“In Jesus’ Name”
Misquote: Using “In Jesus’ Name” to justify a ‘name it and claim it’ way of thinking or believing it’s a necessary closure to prayer. Here’s the misused reference:
Whatever you ask in My name, that will I do, so that the Father may be glorified in the Son. If you ask Me anything in My name, I will do it.” —John 14:13-14.
Let’s tackle the easy one first. We have a lot of habits that aren’t necessarily harmful but come about as a result of tradition or conditioning. For instance, we feel strangely compelled to say “God bless you!” when someone sneezes even though there’s no good reason to say it. The irresistible urge is born of conditioning. Although the source is believed to have been from the middle ages and related to the outbreak of plague in Europe, the truth is that it serves no useful purpose. It’s just habit.
The same holds true for closing our prayers with, “In Jesus’ Name.” The prayer of a righteous person said with the right motives needs no opening or closure as if it were a properly formatted letter crafted for God.
Taken completely and in context, the Bible teaches us these things about effective prayer:
– We must ask with the right motives (Luke 18:1-7; James 4:3)
– We must primarily seek the kingdom of heaven and the will of God (the reconciliation of Him with His creation) (Matthew 6:33; 1John 5:14)
– We must be actively involved in our covenant with our Christ, obedient, and, again, asking for the right things for the right reasons (1John 3:21-22 – we receive what we ask for because we’re obedient); John 15:7 (if you abide in me and me in you, you’ll receive . . .)
So why bring it up as a misquote?

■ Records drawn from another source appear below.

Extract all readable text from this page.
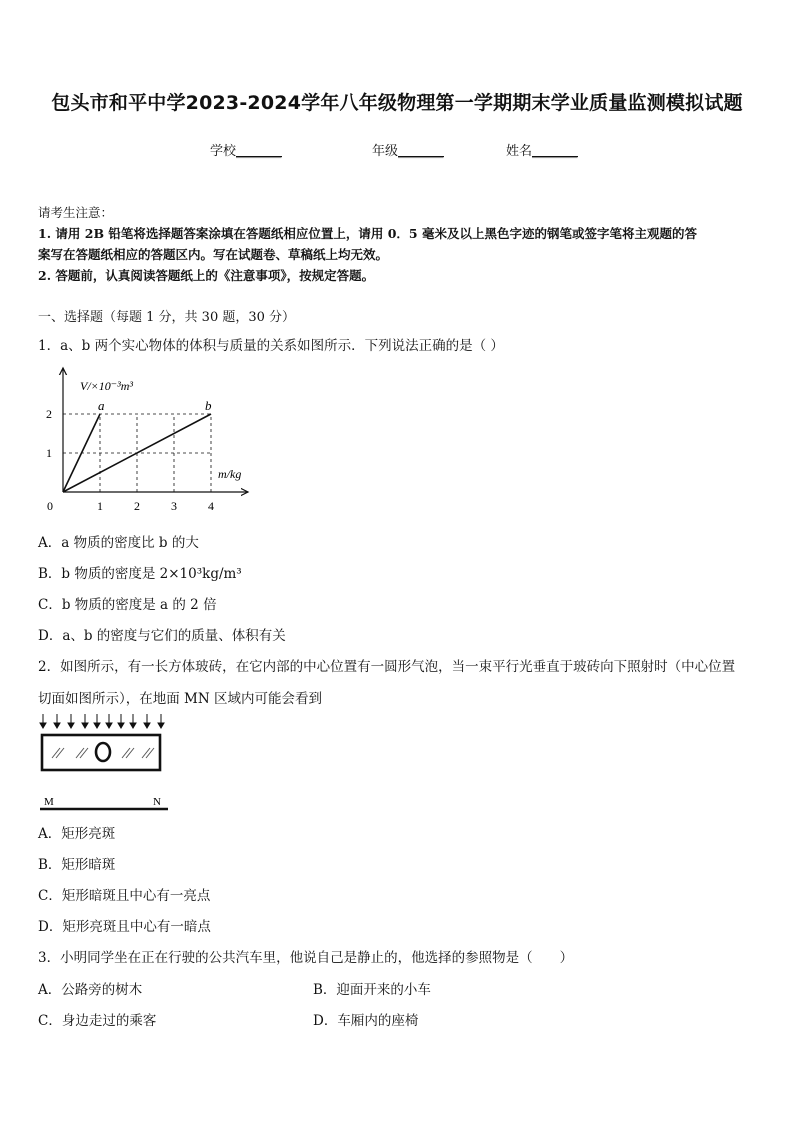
包头市和平中学2023-2024学年八年级物理第一学期期末学业质量监测模拟试题
学校_______	年级_______	姓名_______
请考生注意：
1. 请用 2B 铅笔将选择题答案涂填在答题纸相应位置上，请用 0．5 毫米及以上黑色字迹的钢笔或签字笔将主观题的答
案写在答题纸相应的答题区内。写在试题卷、草稿纸上均无效。
2. 答题前，认真阅读答题纸上的《注意事项》，按规定答题。
一、选择题（每题 1 分，共 30 题，30 分）
1．a、b 两个实心物体的体积与质量的关系如图所示．下列说法正确的是（ ）
V/×10⁻³m³
m/kg
0
a	b
1	2	3	4
1
2
A．a 物质的密度比 b 的大
B．b 物质的密度是 2×10³kg/m³
C．b 物质的密度是 a 的 2 倍
D．a、b 的密度与它们的质量、体积有关
2．如图所示，有一长方体玻砖，在它内部的中心位置有一圆形气泡，当一束平行光垂直于玻砖向下照射时（中心位置
切面如图所示），在地面 MN 区域内可能会看到
M	N
A．矩形亮斑
B．矩形暗斑
C．矩形暗斑且中心有一亮点
D．矩形亮斑且中心有一暗点
3．小明同学坐在正在行驶的公共汽车里，他说自己是静止的，他选择的参照物是（　　）
A．公路旁的树木	B．迎面开来的小车
C．身边走过的乘客	D．车厢内的座椅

Education, really. Its use is nothing more than a harmless misunderstanding in this particular case. After all, a righteous prayer will be effective regardless of its formatting (i.e. James 5:16).
However, there’s a more serious abuse of this reference!
Before I go on, it might be good to explain what Jesus meant when He said, “. . . in My name.” Name, here, is defined by Strong’s as ‘authority’ or ‘character’. So, what Jesus said could well have been interpreted like, “Whatever you ask for on my authority – that will I do . . .” Our prayers should, therefore, represent the desires of our God and Christ.
In fact, the rest of John 14:13 reminds us that what we’re asking for, and what our Christ is giving us, is for the glorification of God and accomplishment of His will – desire – not ours! So, the abuse of this text to support a selfish name-it-and-claim-it doctrine is a travesty and a complete departure from Jesus’ intended message.
To sum up this misquote, our prayers don’t need any particular wording, format, or closure. They’re either righteous prayers . . . or not. And, a righteous prayer consists of components focused on our God and Christ and the pursuit of God’s will – not ours.
May our God richly bless you and answer your effective prayers because you seek Him first and are obedient out of your faith.